Free – “As In ‘China'” – Paid For It
Recently, Top10VPN (a website operated by London-based Metric Labs Ltd) published a report about free VPN providers listed on the App Store and the Play Store. What they found is hardly surprising.
- 59% of apps have links to China (17 apps)
- 86% of apps had unacceptable privacy policies, issues include:
- 55% of privacy policies were hosted in an amateur fashion Free WordPress sites with ad
- 64% of apps had no dedicated website – several had no online presence beyond app store listings.
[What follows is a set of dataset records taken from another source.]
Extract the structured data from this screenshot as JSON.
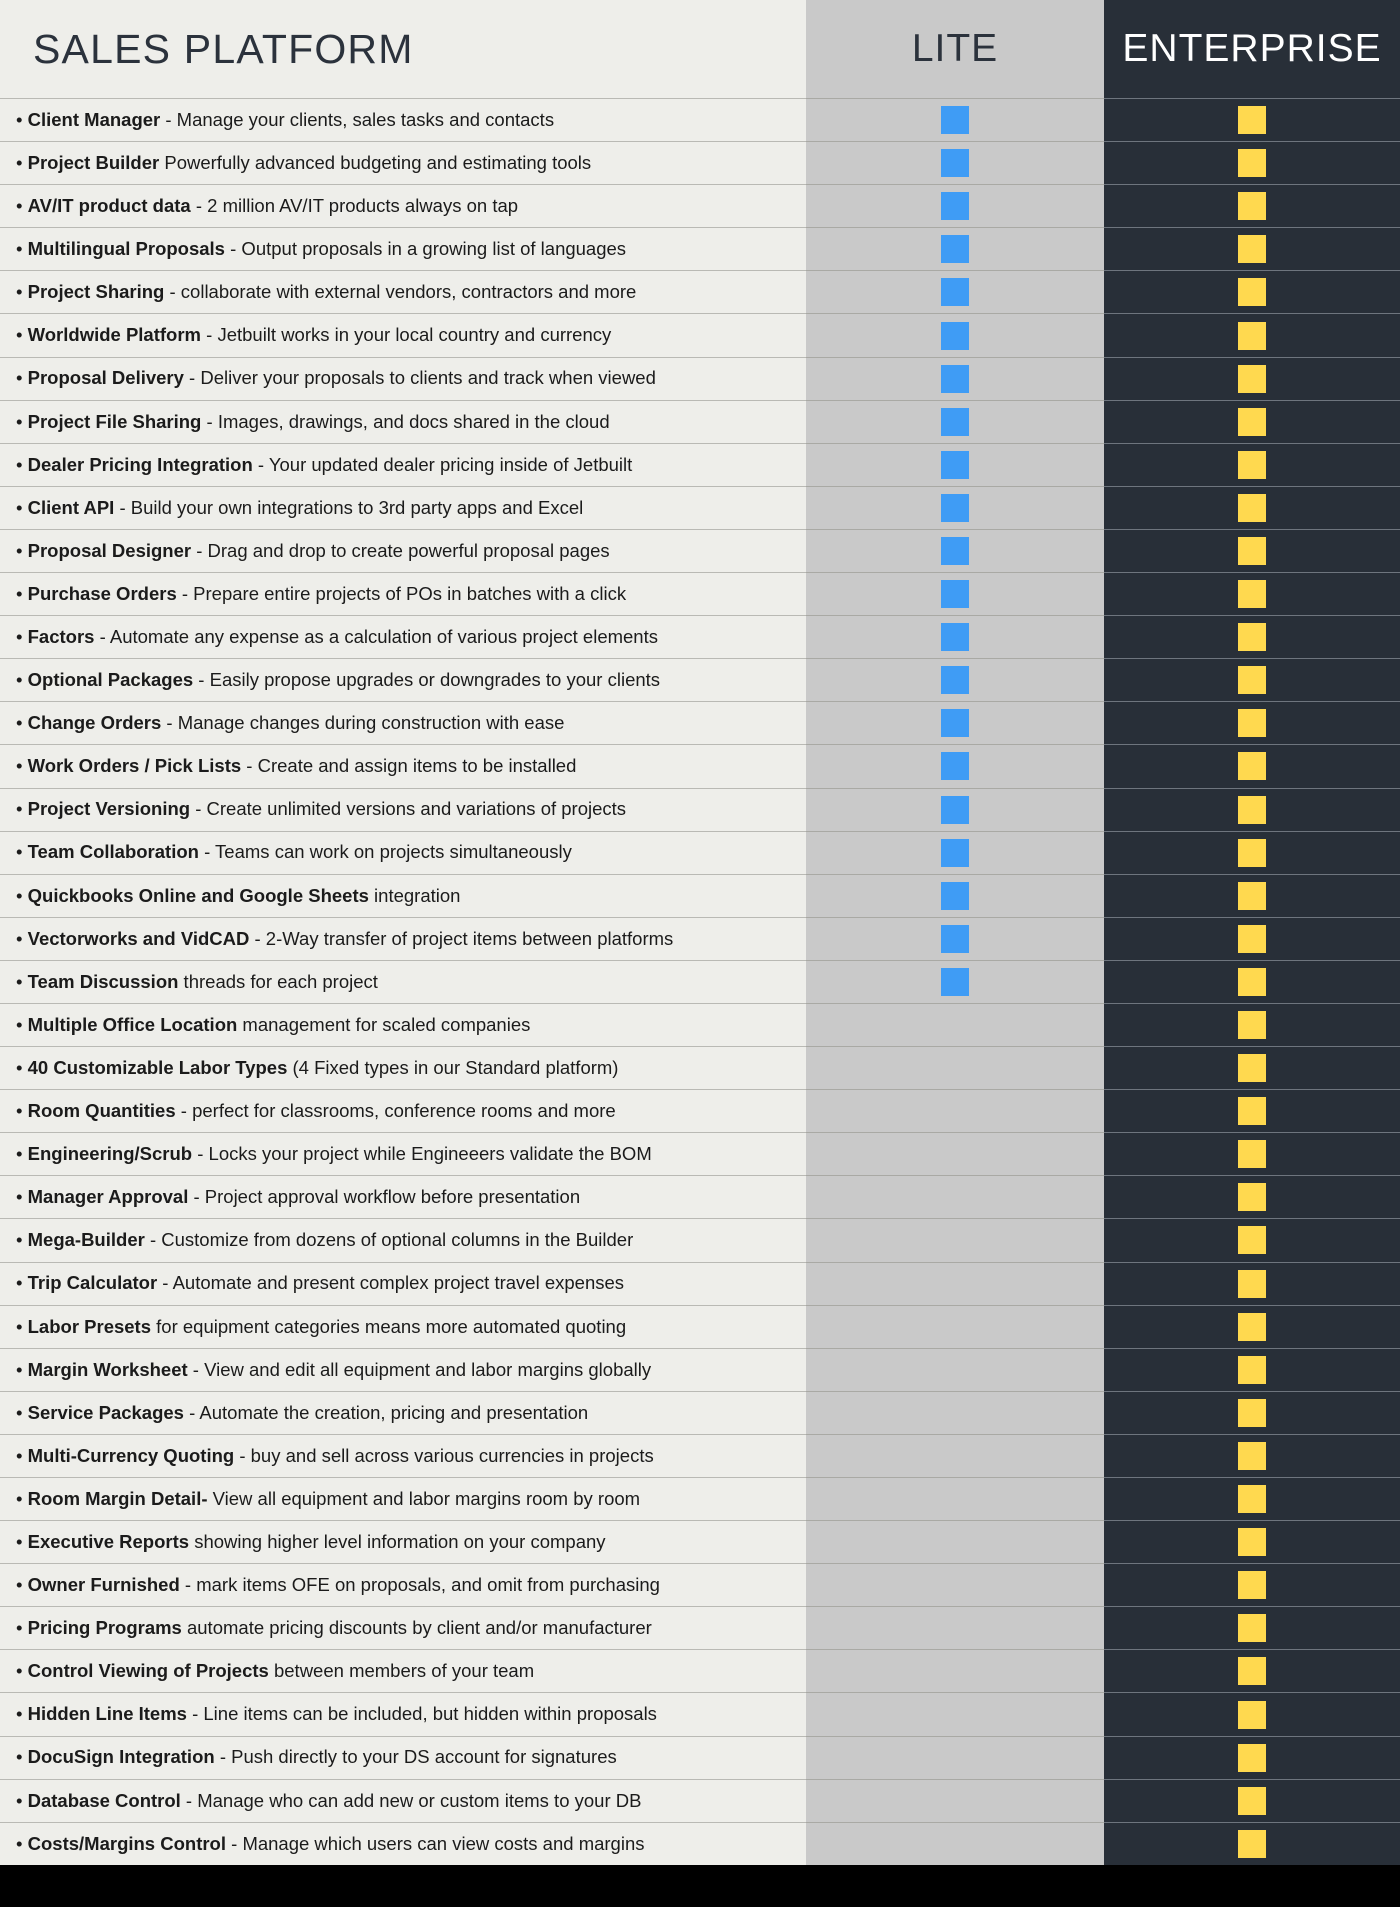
{
  "header": {
    "feature_column_title": "SALES PLATFORM",
    "lite_column_title": "LITE",
    "enterprise_column_title": "ENTERPRISE"
  },
  "colors": {
    "feature_bg": "#eeeeea",
    "lite_bg": "#c9c9c9",
    "enterprise_bg": "#282f38",
    "lite_marker": "#3f9cf5",
    "enterprise_marker": "#ffd94f",
    "page_bg": "#000000",
    "text": "#1b1b1b",
    "header_text": "#2b323c",
    "enterprise_header_text": "#ffffff"
  },
  "markers": {
    "lite": "blue-square-marker",
    "enterprise": "yellow-square-marker"
  },
  "rows": [
    {
      "bullet": "•",
      "name": "Client Manager",
      "desc": " -  Manage your clients, sales tasks and contacts",
      "lite": true,
      "enterprise": true
    },
    {
      "bullet": "•",
      "name": "Project Builder",
      "desc": " Powerfully advanced budgeting and estimating tools",
      "lite": true,
      "enterprise": true
    },
    {
      "bullet": "•",
      "name": "AV/IT product data",
      "desc": " -  2 million AV/IT products always on tap",
      "lite": true,
      "enterprise": true
    },
    {
      "bullet": "•",
      "name": "Multilingual Proposals",
      "desc": " - Output proposals in a growing list of languages",
      "lite": true,
      "enterprise": true
    },
    {
      "bullet": "•",
      "name": "Project Sharing",
      "desc": " -  collaborate with external vendors, contractors and more",
      "lite": true,
      "enterprise": true
    },
    {
      "bullet": "•",
      "name": "Worldwide Platform",
      "desc": " -  Jetbuilt works in your local country and currency",
      "lite": true,
      "enterprise": true
    },
    {
      "bullet": "•",
      "name": "Proposal Delivery",
      "desc": " - Deliver your proposals to clients and track when viewed",
      "lite": true,
      "enterprise": true
    },
    {
      "bullet": "•",
      "name": "Project File Sharing",
      "desc": " - Images, drawings, and docs shared in the cloud",
      "lite": true,
      "enterprise": true
    },
    {
      "bullet": "•",
      "name": "Dealer Pricing Integration",
      "desc": " - Your updated dealer pricing inside of Jetbuilt",
      "lite": true,
      "enterprise": true
    },
    {
      "bullet": "•",
      "name": "Client API",
      "desc": " - Build your own integrations to 3rd party apps and Excel",
      "lite": true,
      "enterprise": true
    },
    {
      "bullet": "•",
      "name": "Proposal Designer",
      "desc": " - Drag and drop to create powerful proposal pages",
      "lite": true,
      "enterprise": true
    },
    {
      "bullet": "•",
      "name": "Purchase Orders",
      "desc": " -  Prepare entire projects of POs in batches with a click",
      "lite": true,
      "enterprise": true
    },
    {
      "bullet": "•",
      "name": "Factors",
      "desc": " - Automate any expense as a calculation of various project elements",
      "lite": true,
      "enterprise": true
    },
    {
      "bullet": "•",
      "name": "Optional Packages",
      "desc": " - Easily propose upgrades or downgrades to your clients",
      "lite": true,
      "enterprise": true
    },
    {
      "bullet": "•",
      "name": "Change Orders",
      "desc": " - Manage changes during construction with ease",
      "lite": true,
      "enterprise": true
    },
    {
      "bullet": "•",
      "name": "Work Orders / Pick Lists",
      "desc": " - Create and assign items to be installed",
      "lite": true,
      "enterprise": true
    },
    {
      "bullet": "•",
      "name": "Project Versioning",
      "desc": " - Create unlimited versions and variations of projects",
      "lite": true,
      "enterprise": true
    },
    {
      "bullet": "•",
      "name": "Team Collaboration",
      "desc": " - Teams can work on projects simultaneously",
      "lite": true,
      "enterprise": true
    },
    {
      "bullet": "•",
      "name": "Quickbooks Online and Google Sheets",
      "desc": " integration",
      "lite": true,
      "enterprise": true
    },
    {
      "bullet": "•",
      "name": "Vectorworks and VidCAD",
      "desc": " - 2-Way transfer of project items between platforms",
      "lite": true,
      "enterprise": true
    },
    {
      "bullet": "•",
      "name": "Team Discussion",
      "desc": " threads for each project",
      "lite": true,
      "enterprise": true
    },
    {
      "bullet": "•",
      "name": "Multiple Office Location",
      "desc": " management for scaled companies",
      "lite": false,
      "enterprise": true
    },
    {
      "bullet": "•",
      "name": "40 Customizable Labor Types",
      "desc": " (4 Fixed types in our Standard platform)",
      "lite": false,
      "enterprise": true
    },
    {
      "bullet": "•",
      "name": "Room Quantities",
      "desc": " - perfect for classrooms, conference rooms and more",
      "lite": false,
      "enterprise": true
    },
    {
      "bullet": "•",
      "name": "Engineering/Scrub",
      "desc": " - Locks your project while Engineeers validate the BOM",
      "lite": false,
      "enterprise": true
    },
    {
      "bullet": "•",
      "name": "Manager Approval",
      "desc": " - Project approval workflow before presentation",
      "lite": false,
      "enterprise": true
    },
    {
      "bullet": "•",
      "name": "Mega-Builder",
      "desc": " - Customize from dozens of optional columns in the Builder",
      "lite": false,
      "enterprise": true
    },
    {
      "bullet": "•",
      "name": "Trip Calculator",
      "desc": "  - Automate and present complex project travel expenses",
      "lite": false,
      "enterprise": true
    },
    {
      "bullet": "•",
      "name": "Labor Presets",
      "desc": " for equipment categories means more automated quoting",
      "lite": false,
      "enterprise": true
    },
    {
      "bullet": "•",
      "name": "Margin Worksheet",
      "desc": " - View and edit all equipment and labor margins globally",
      "lite": false,
      "enterprise": true
    },
    {
      "bullet": "•",
      "name": "Service Packages",
      "desc": " - Automate the creation, pricing and presentation",
      "lite": false,
      "enterprise": true
    },
    {
      "bullet": "•",
      "name": "Multi-Currency Quoting",
      "desc": " - buy and sell across various currencies in projects",
      "lite": false,
      "enterprise": true
    },
    {
      "bullet": "•",
      "name": "Room Margin Detail-",
      "desc": " View all equipment and labor margins room by room",
      "lite": false,
      "enterprise": true
    },
    {
      "bullet": "•",
      "name": "Executive Reports",
      "desc": " showing higher level information on your company",
      "lite": false,
      "enterprise": true
    },
    {
      "bullet": "•",
      "name": "Owner Furnished",
      "desc": " - mark items OFE on proposals, and omit from purchasing",
      "lite": false,
      "enterprise": true
    },
    {
      "bullet": "•",
      "name": "Pricing Programs",
      "desc": " automate pricing discounts by client and/or manufacturer",
      "lite": false,
      "enterprise": true
    },
    {
      "bullet": "•",
      "name": "Control Viewing of Projects",
      "desc": " between members of your team",
      "lite": false,
      "enterprise": true
    },
    {
      "bullet": "•",
      "name": "Hidden Line Items",
      "desc": "  - Line items can be included, but hidden within proposals",
      "lite": false,
      "enterprise": true
    },
    {
      "bullet": "•",
      "name": "DocuSign Integration",
      "desc": " - Push directly to your DS account for signatures",
      "lite": false,
      "enterprise": true
    },
    {
      "bullet": "•",
      "name": "Database Control",
      "desc": " - Manage who can add new or custom items to your DB",
      "lite": false,
      "enterprise": true
    },
    {
      "bullet": "•",
      "name": "Costs/Margins Control",
      "desc": " - Manage which users can view costs and margins",
      "lite": false,
      "enterprise": true
    }
  ]
}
- Over half (52%) of customer support emails were personal accounts, ie Gmail, Hotmail, Yahoo etc
- 83% of app customer support email requests for assistance were ignored
Just because a VPN provider has sketchy operating practices or is somehow loosely associated with Chinese interests does not necessarily mean that the service is compromised. Nor does it mean that your identity has been (or will be) compromised. It does mean that you must double-check your free provider. And you need to know that free is never free. Know what costs your are bearing BEFORE you sign up for that free VPN.
William Chalk (published @ Hackernoon) may have said it best: “In allowing these opaque and unprofessional companies to host potentially dangerous apps in their stores, Google and Apple demonstrate a failure to properly vet the publishers utilizing their platform and curate the software promoted therein.” But resolution of these shortcomings is not up to Apple and Google. It is up to us. We must take action. First, we must tell Apple and Google just how disappointed we are with their product review processes. And then we must vote with our dollars – by using fee-based VPN’s. Why? Because free VPN may not ensure free speech.
**Full Disclosure: I am a paid subscriber of a fee-based VPN service. And at this time, I trust my provider. But even I double-checked my provider after reading this article.